If Professors Qin and Sheng appeared to be stepping out of the party line in China, we may listen to another professor Sun Xiliang, who is viewed as being absolutely “politically correct” and is acclaimed online by many as the “Chinese conscience.” In his web post on July 11, Mr. Sun openly challenges those who have boldly declared that the Chinese people could bear the cost of a trade war and hence should fight it to the end. By posting the question “who should bear the cost of the trade war?” he pointed out that, over the past several decades, China’s “commercial capitalists” exported their superior products at the cheapest price to the US but sold the inferior ones to their own people at the most expensive price. They caused some of the worst environmental pollution to make profits domestically and sent the money to America. Mr. Sun therefore questioned: “Isn’t it unfair to ask our people to bear the cost of this trade war?!”
Wow, how much more sharply could he make such a statement!
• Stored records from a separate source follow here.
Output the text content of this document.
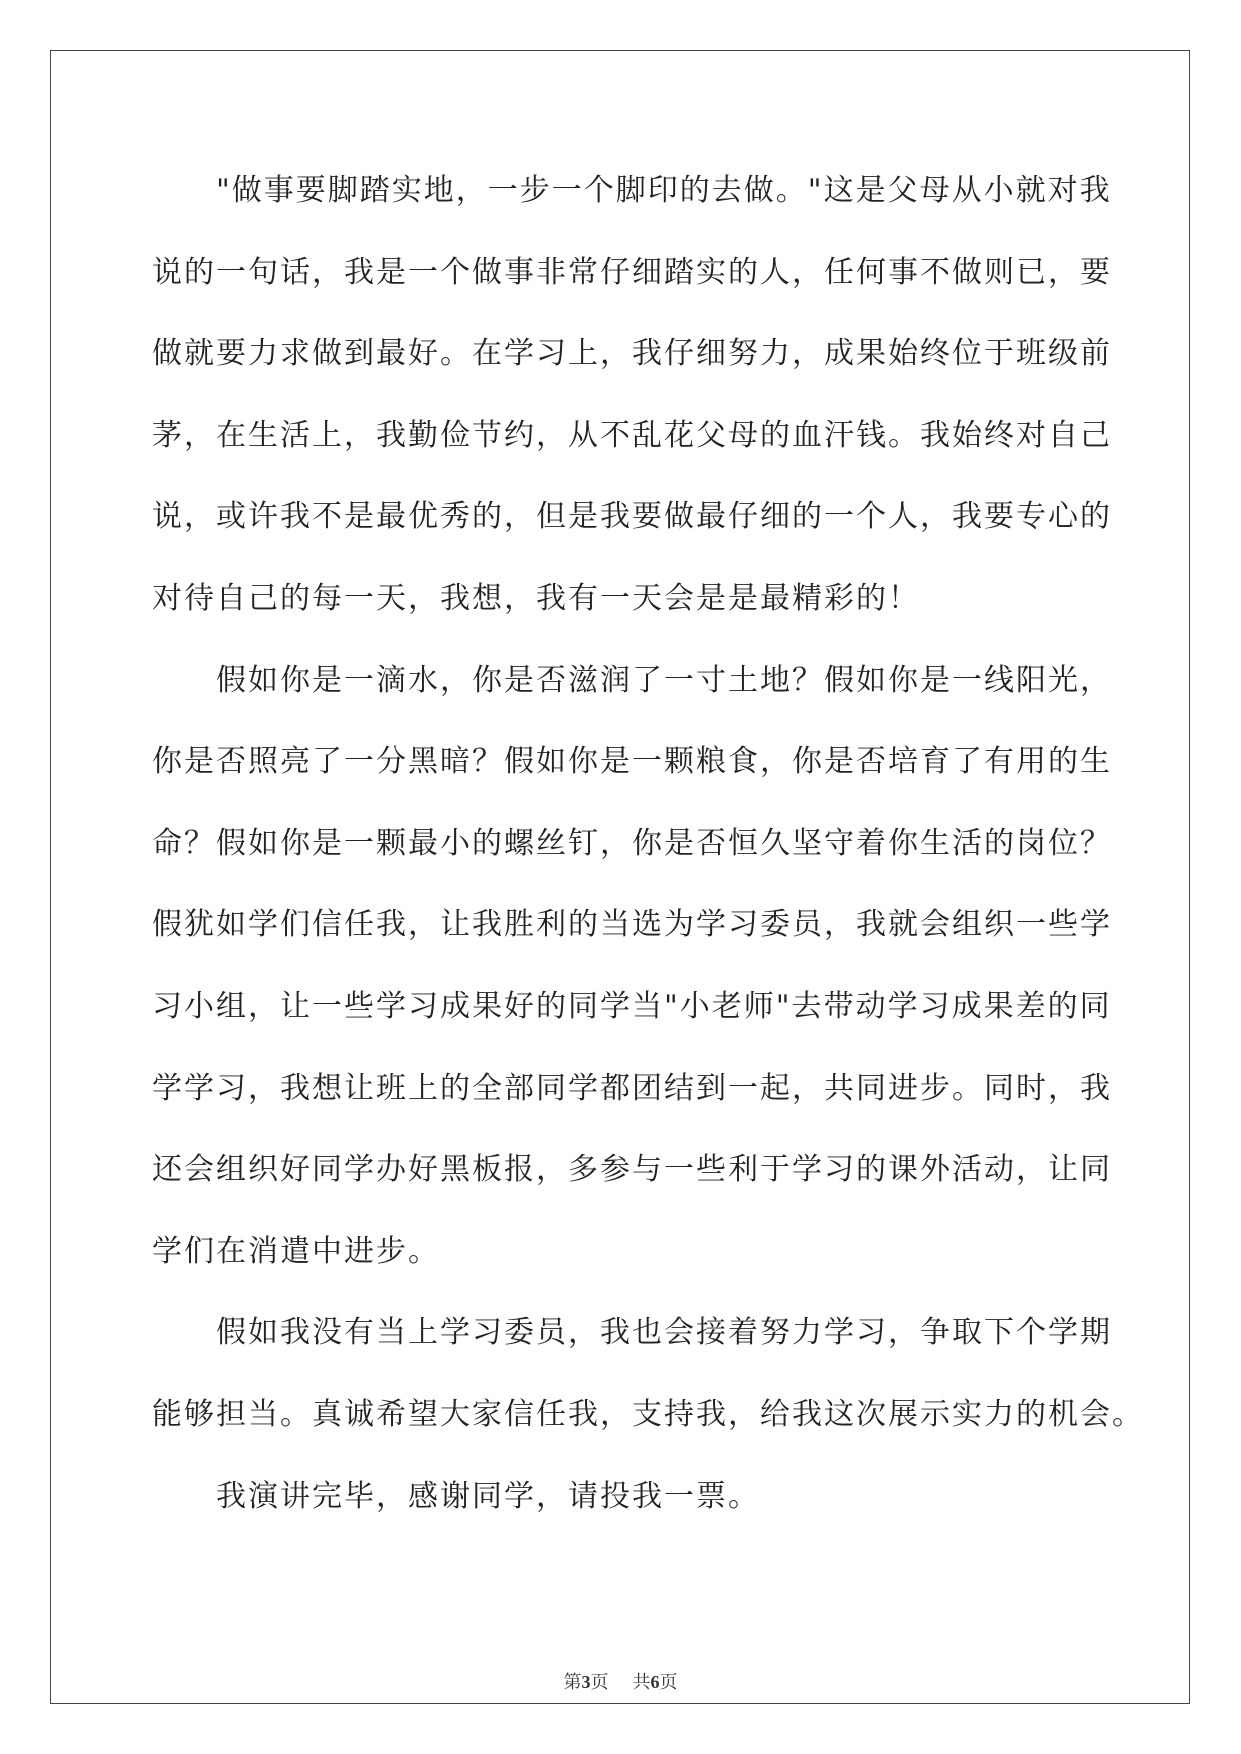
"做事要脚踏实地，一步一个脚印的去做。"这是父母从小就对我

说的一句话，我是一个做事非常仔细踏实的人，任何事不做则已，要

做就要力求做到最好。在学习上，我仔细努力，成果始终位于班级前

茅，在生活上，我勤俭节约，从不乱花父母的血汗钱。我始终对自己

说，或许我不是最优秀的，但是我要做最仔细的一个人，我要专心的

对待自己的每一天，我想，我有一天会是是最精彩的！

假如你是一滴水，你是否滋润了一寸土地？假如你是一线阳光，

你是否照亮了一分黑暗？假如你是一颗粮食，你是否培育了有用的生

命？假如你是一颗最小的螺丝钉，你是否恒久坚守着你生活的岗位？

假犹如学们信任我，让我胜利的当选为学习委员，我就会组织一些学

习小组，让一些学习成果好的同学当"小老师"去带动学习成果差的同

学学习，我想让班上的全部同学都团结到一起，共同进步。同时，我

还会组织好同学办好黑板报，多参与一些利于学习的课外活动，让同

学们在消遣中进步。

假如我没有当上学习委员，我也会接着努力学习，争取下个学期

能够担当。真诚希望大家信任我，支持我，给我这次展示实力的机会。

我演讲完毕，感谢同学，请投我一票。

第3页 共6页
Except that I would replace his wording “commercial capitalists” with “state capitalists” and also note that the money that went to the US was largely for SOEs’ global expansion and also somehow flew into the pocket of state cronies.
In summary, these Chinese scholars appear to implicitly welcome the Sino-America trade war in the hopes that it will stop their government’s wasteful state subsidies, infringement on property rights, particularly IP rights, and violation of fair market competition. Their ultimate goal is for their people to benefit from a truly free trade between China and the world. Therefore, we need to be mindful not to be fooled by a habitual rule breaker (China) simply because of our distaste of Trump’s many personal flaws.
President Trump might be gambling in his trade war against China, and his behaviour in other areas has been as uncertain as it is baffling. But his approach to China has been on much firmer ground. In this area, his goal has been as clear as it is laudable: a more balanced trade relationship with China by getting that country to truly open up and follow the rules of free trade. Like all the true free-trade believers in China, I wish him luck for the sake of Chinese people, and for the sake of us all.
Duanjie Chen is a Munk Senior Fellow at the Macdonald-Laurier Institute.